Electrical transport measurement of exciton condensate in barrier-separated InAs/GaSb bilayer system

Exciton condensate in semiconductors has been one of the most interesting research fields in condensed matter physics in the last few decades. To extend the exciton lifetime, barrier-separated double quantum wells (QW) are used to prevent the recombination of excitons, where the electrons and holes reside in different QWs separately. The excitons in such nanostructure are so-called real-space indirect excitons. The first observation of real-space indirect exciton condensate is in the barrier-separated GaAs, in which the excitons are excited by light under a strong electric field. However, since the bandgap (E_g) of GaAs is much larger than the binding energy (E_B) of exciton which is usually several meVs, the lifetime of excitons and the condensate is very limited. One way to realize the condensate of the real-space indirect exciton with infinite lifetime is to exert a strong magnetic field to generate landau levels in both QWs. When the magnetic field is strong enough, the electrons (holes) will partially fill the lowest Landau level. Then the electrons and holes at the lowest Landau level will pair together as excitons and condensate at low temperatures. The evidence of such exciton condensate was found both in GaAs double QWs and double-layer graphene systems by electrical transport measurement.
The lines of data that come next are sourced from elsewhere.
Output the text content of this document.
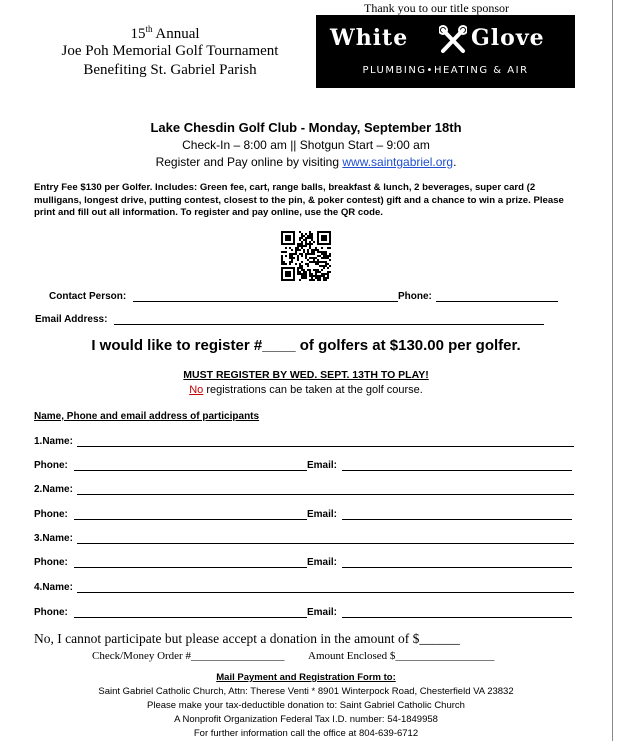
Thank you to our title sponsor
15th Annual
Joe Poh Memorial Golf Tournament
Benefiting St. Gabriel Parish
White	Glove
PLUMBING•HEATING & AIR
Lake Chesdin Golf Club - Monday, September 18th
Check-In – 8:00 am || Shotgun Start – 9:00 am
Register and Pay online by visiting www.saintgabriel.org.
Entry Fee $130 per Golfer. Includes: Green fee, cart, range balls, breakfast & lunch, 2 beverages, super card (2 mulligans, longest drive, putting contest, closest to the pin, & poker contest) gift and a chance to win a prize. Please print and fill out all information. To register and pay online, use the QR code.
Contact Person:	Phone:
Email Address:
I would like to register #____ of golfers at $130.00 per golfer.
MUST REGISTER BY WED. SEPT. 13TH TO PLAY!
No registrations can be taken at the golf course.
Name, Phone and email address of participants
1.Name:
Phone:	Email:
2.Name:
Phone:	Email:
3.Name:
Phone:	Email:
4.Name:
Phone:	Email:
No, I cannot participate but please accept a donation in the amount of $______
Check/Money Order #_________________ Amount Enclosed $__________________
Mail Payment and Registration Form to:
Saint Gabriel Catholic Church, Attn: Therese Venti * 8901 Winterpock Road, Chesterfield VA 23832
Please make your tax-deductible donation to: Saint Gabriel Catholic Church
A Nonprofit Organization Federal Tax I.D. number: 54-1849958
For further information call the office at 804-639-6712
Another way to realize excitons with infinite lifetime is to find a semiconductor system with E_g<E_B. Especially when E_g<0, i.e. in a semiconductor system with an inverted band structure where the electrons and holes can exist simultaneously. InAs/GaSb double QWs is such a system in which the conduction band minimum of InAs is lower than the valance band maximum of GaSb. Here, I will present the electrical transport measurement of exciton condensate in barrier-separated InAs/GaSb including the fabrication of independent contacts on it.